Em conversa de Lula vazada por microfone, petista diz para chanceler alemão e diretora do FMI que ONU deveria recomendar a urna eletrônica

O presidente Lula aproveitou sua passagem pela cúpula do G7 para defender as urnas eletrônicas e recomendar à ONU o sistema de votação adotado pelo Brasil.

A defesa foi feita pelo petista em conversa nesta quarta-feira (17/6) com a diretora-geral do Fundo Monetário Internacional (FMI), Kristalina Georgieva, e com chanceler alemão, Friedrich Merz.

A fala foi captada por câmeras da agência de notícias Associated Press (AP). Nela, Lula diz que o resultado das eleições no Brasil é divulgado rapidamente graças às urnas eletrônicas.

Em seguida, o mandatário brasileiro ressalta que as Nações Unidas deveriam recomendar o sistema de votação adotado pelo Brasil a todos os países do mundo.

“A eleição no Brasil é muito rápida. A votação termina às cinco horas da tarde e, às sete horas da noite, já temos o resultado. São cerca de 60 milhões de votos. Eu não sei por que a ONU não adota o sistema eletrônico como orientação aos países”, diz Lula.

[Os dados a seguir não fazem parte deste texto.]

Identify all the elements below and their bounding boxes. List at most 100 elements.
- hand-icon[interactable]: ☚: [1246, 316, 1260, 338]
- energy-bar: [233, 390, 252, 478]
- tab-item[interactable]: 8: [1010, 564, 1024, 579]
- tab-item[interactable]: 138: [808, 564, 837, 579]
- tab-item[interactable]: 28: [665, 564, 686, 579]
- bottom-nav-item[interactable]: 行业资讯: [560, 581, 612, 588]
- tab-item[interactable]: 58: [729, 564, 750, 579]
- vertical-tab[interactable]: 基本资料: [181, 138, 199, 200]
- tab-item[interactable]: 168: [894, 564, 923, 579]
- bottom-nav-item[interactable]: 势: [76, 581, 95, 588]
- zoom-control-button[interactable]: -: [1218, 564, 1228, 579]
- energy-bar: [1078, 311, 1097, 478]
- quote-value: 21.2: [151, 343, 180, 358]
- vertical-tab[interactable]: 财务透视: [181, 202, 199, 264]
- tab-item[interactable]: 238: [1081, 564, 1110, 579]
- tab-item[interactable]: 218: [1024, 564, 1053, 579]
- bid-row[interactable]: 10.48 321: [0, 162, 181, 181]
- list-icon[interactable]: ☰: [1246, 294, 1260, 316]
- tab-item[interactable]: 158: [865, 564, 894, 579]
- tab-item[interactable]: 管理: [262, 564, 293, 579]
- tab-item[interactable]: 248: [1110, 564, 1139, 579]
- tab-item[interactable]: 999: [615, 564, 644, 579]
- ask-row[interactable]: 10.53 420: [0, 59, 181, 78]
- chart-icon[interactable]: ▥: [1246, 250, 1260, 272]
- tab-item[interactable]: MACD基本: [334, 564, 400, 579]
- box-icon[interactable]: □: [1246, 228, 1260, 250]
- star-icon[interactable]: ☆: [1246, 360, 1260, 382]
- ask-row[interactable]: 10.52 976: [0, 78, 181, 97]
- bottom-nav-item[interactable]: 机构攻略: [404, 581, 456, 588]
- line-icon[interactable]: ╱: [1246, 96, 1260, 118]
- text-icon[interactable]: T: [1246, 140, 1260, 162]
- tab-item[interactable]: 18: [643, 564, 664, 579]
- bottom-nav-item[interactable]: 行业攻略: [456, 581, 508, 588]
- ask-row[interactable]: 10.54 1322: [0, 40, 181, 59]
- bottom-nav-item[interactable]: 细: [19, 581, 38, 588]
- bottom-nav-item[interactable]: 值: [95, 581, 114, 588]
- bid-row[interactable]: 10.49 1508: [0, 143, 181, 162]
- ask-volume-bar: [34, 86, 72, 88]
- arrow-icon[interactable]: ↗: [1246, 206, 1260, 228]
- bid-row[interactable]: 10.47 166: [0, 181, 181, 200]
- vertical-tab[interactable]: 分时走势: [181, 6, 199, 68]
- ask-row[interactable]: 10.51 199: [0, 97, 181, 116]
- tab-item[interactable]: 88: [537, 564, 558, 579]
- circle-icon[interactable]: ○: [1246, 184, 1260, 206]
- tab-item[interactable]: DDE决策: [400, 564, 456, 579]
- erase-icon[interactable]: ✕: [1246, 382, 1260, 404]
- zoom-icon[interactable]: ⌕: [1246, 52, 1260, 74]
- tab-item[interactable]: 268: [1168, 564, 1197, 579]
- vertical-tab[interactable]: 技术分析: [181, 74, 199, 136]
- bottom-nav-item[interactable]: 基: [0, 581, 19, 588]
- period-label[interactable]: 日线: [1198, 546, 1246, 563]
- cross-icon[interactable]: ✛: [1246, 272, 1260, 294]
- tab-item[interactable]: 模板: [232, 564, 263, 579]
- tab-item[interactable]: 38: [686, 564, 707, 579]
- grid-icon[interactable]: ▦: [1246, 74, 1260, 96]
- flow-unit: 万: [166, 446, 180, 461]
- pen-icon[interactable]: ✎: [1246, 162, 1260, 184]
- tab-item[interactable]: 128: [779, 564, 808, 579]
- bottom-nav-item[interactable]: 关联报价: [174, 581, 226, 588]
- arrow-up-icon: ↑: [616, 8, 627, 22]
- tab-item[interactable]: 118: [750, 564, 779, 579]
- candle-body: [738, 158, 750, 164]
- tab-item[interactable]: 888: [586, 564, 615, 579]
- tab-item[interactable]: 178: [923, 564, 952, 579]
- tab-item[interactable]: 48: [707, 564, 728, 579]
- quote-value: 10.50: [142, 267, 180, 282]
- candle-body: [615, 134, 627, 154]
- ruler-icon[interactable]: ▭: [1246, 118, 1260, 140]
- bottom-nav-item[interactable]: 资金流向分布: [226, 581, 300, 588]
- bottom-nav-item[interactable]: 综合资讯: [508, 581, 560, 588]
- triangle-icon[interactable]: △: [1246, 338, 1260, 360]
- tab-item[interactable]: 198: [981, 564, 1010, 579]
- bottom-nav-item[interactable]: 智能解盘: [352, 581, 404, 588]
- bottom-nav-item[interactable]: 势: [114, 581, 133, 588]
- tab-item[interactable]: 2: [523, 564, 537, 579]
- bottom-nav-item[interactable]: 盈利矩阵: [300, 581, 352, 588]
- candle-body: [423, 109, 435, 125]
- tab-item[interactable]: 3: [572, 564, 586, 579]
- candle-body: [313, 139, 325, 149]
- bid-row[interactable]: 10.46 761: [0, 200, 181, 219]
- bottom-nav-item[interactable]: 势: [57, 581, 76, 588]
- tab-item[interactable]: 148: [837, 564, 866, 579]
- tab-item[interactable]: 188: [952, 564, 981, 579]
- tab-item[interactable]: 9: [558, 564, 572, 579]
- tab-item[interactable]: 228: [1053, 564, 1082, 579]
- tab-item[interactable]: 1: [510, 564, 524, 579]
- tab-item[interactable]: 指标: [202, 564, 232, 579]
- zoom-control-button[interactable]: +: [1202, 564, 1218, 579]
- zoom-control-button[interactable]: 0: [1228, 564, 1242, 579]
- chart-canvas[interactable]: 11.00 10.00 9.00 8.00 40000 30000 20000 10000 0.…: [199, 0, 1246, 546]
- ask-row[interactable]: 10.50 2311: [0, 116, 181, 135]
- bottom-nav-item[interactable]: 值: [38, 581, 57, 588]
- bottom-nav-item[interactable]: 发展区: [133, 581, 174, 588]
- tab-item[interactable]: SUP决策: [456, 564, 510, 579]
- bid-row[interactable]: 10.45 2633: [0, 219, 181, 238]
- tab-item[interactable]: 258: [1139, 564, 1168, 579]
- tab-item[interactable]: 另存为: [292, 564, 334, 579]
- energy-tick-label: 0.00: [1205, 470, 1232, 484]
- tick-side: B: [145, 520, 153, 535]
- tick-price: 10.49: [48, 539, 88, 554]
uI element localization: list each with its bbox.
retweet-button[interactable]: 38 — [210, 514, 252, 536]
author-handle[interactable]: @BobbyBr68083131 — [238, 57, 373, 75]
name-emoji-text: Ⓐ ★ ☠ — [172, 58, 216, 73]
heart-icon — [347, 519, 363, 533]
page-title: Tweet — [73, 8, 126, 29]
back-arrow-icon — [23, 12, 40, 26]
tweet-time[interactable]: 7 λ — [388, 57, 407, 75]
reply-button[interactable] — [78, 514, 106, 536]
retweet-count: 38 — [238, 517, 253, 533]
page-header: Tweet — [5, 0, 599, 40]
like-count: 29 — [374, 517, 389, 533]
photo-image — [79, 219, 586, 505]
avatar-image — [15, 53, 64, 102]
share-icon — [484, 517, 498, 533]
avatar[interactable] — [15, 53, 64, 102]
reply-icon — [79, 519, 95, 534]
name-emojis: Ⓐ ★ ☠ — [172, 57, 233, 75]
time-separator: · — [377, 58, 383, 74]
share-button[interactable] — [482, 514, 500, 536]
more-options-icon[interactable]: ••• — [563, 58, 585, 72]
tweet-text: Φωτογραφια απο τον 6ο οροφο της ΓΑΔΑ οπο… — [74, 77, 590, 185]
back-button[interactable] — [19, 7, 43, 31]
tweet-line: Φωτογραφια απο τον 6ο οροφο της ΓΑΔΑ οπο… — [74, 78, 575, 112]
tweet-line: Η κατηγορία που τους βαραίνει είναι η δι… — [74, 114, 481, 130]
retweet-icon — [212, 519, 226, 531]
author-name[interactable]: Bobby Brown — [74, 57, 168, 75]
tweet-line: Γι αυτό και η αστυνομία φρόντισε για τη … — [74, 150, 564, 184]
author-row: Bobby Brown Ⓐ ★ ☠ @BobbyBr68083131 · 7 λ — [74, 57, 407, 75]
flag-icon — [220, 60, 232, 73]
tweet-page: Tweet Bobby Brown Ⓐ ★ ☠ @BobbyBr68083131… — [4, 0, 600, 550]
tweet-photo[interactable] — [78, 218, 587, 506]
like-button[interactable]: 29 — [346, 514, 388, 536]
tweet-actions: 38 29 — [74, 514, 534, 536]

A conversa prossegue. Lula também explica a Merz e a Kristalina que não é permitido entrar na cabine de votação com celular e detalha como funciona o voto na urna eletrônica, com o eleitor digitando o número de seu candidato.

“Não pode entrar com celular. Na urna eletrônica aparece o campo para votação, você digita o número do candidato. O meu número é 13. Então o eleitor digita 13 e aparece a minha foto. Se ele quiser votar em mim, aperta ‘confirma’. Se digitou 13 e eu não sou o candidato dele, aperta o outro botão, o vermelho, apaga e pode votar de novo”, completou o petista.

“Nunca fui esquerdista”

Na mesma conversa, como mostrou a coluna, Lula diz para a chefe do FMI que “nunca foi esquerdista”, após ouvir de Kristalina Georgieva que essa era a expectativa do mundo quando ele foi eleito presidente pela primeira vez, em 2022.

“Mas eu nunca fui esquerdista”, responde Lula. “Eu era um dirigente sindical com uma belíssima relação com o sindicalismo alemão. Tinha uma relação boa com o sindicalismo italiano. Tinha uma relação boa com a UGT da Espanha”, respondeu o presidente.